しかしながら、これらの薬を使用しても、効果がない場合があります。
なぜ痛み止めが効かないのでしょうか。
痛みの種類
まずは、痛みの種類です。
一言で“痛み”といっても、実はいろいろな種類が存在しているのです。
我々の身体に発生する痛みは、大きく分けて3種類の痛みが存在しています。
1. 侵害受容性疼痛
原因: 外傷による痛み、内臓の痛み
例: 骨折、打撲、胃潰瘍、腎結石等
特徴: チクチクとした体の組織が損傷した際に発生する痛み
2. 神経障害性疼痛
原因: 神経の損傷による痛み
例: 帯状疱疹後神経痛、糖尿病性神経障害
特徴: ピリピリとした神経性の痛み
3. 心因性疼痛
原因: ストレスを含む心理的原因の痛み
例: 緊張性頭痛、慢性疼痛症候群
特徴: 身体的な異常がないにもかかわらず痛みを感じる
痛み止めの種類
これらに対応するための痛み止めにも、様々な種類が存在しています。
- NSAIDs(ロキソニン、ボルタレンなど)
・侵害受容性疼痛により生成される痛みを増強するプロスタグランジンを抑えて痛みや炎症を軽減する。 - アセトアミノフェン(カロナールなど)

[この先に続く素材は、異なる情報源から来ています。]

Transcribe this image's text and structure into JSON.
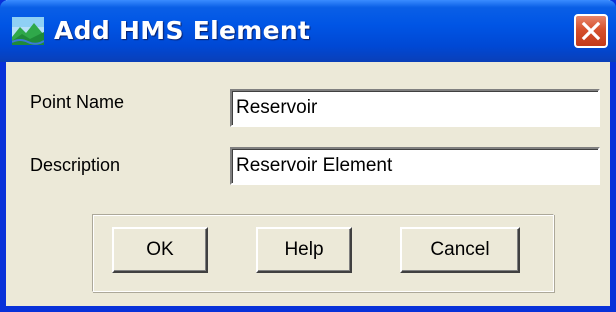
{
  "window": {
    "title": "Add HMS Element",
    "app_icon": "hms-landscape-icon",
    "close_icon": "close-icon"
  },
  "form": {
    "point_name_label": "Point Name",
    "point_name_value": "Reservoir",
    "description_label": "Description",
    "description_value": "Reservoir Element"
  },
  "buttons": {
    "ok_label": "OK",
    "help_label": "Help",
    "cancel_label": "Cancel"
  },
  "colors": {
    "titlebar": "#0055e5",
    "frame": "#0831d9",
    "dialog_bg": "#ece9d8",
    "close_button": "#d6502c"
  }
}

・侵害受容疼痛による脳内の痛みの閾値を上げて痛みの感覚を抑える。 - オピオイド系鎮痛薬(モルヒネ、フェンタニルなど)
・侵害受容疼痛や神経障害性疼痛による脳への痛みの伝達を遮断することで鎮痛効果を発揮する。 - 神経障害性疼痛治療薬(リリカ、タリージェなど)
・神経障害性疼痛による神経の過剰な興奮を抑えることで、痛みを軽減する。 - 抗うつ薬(トリプタノール、サインバルタなど)、抗てんかん薬(リリカ、タリージェなど)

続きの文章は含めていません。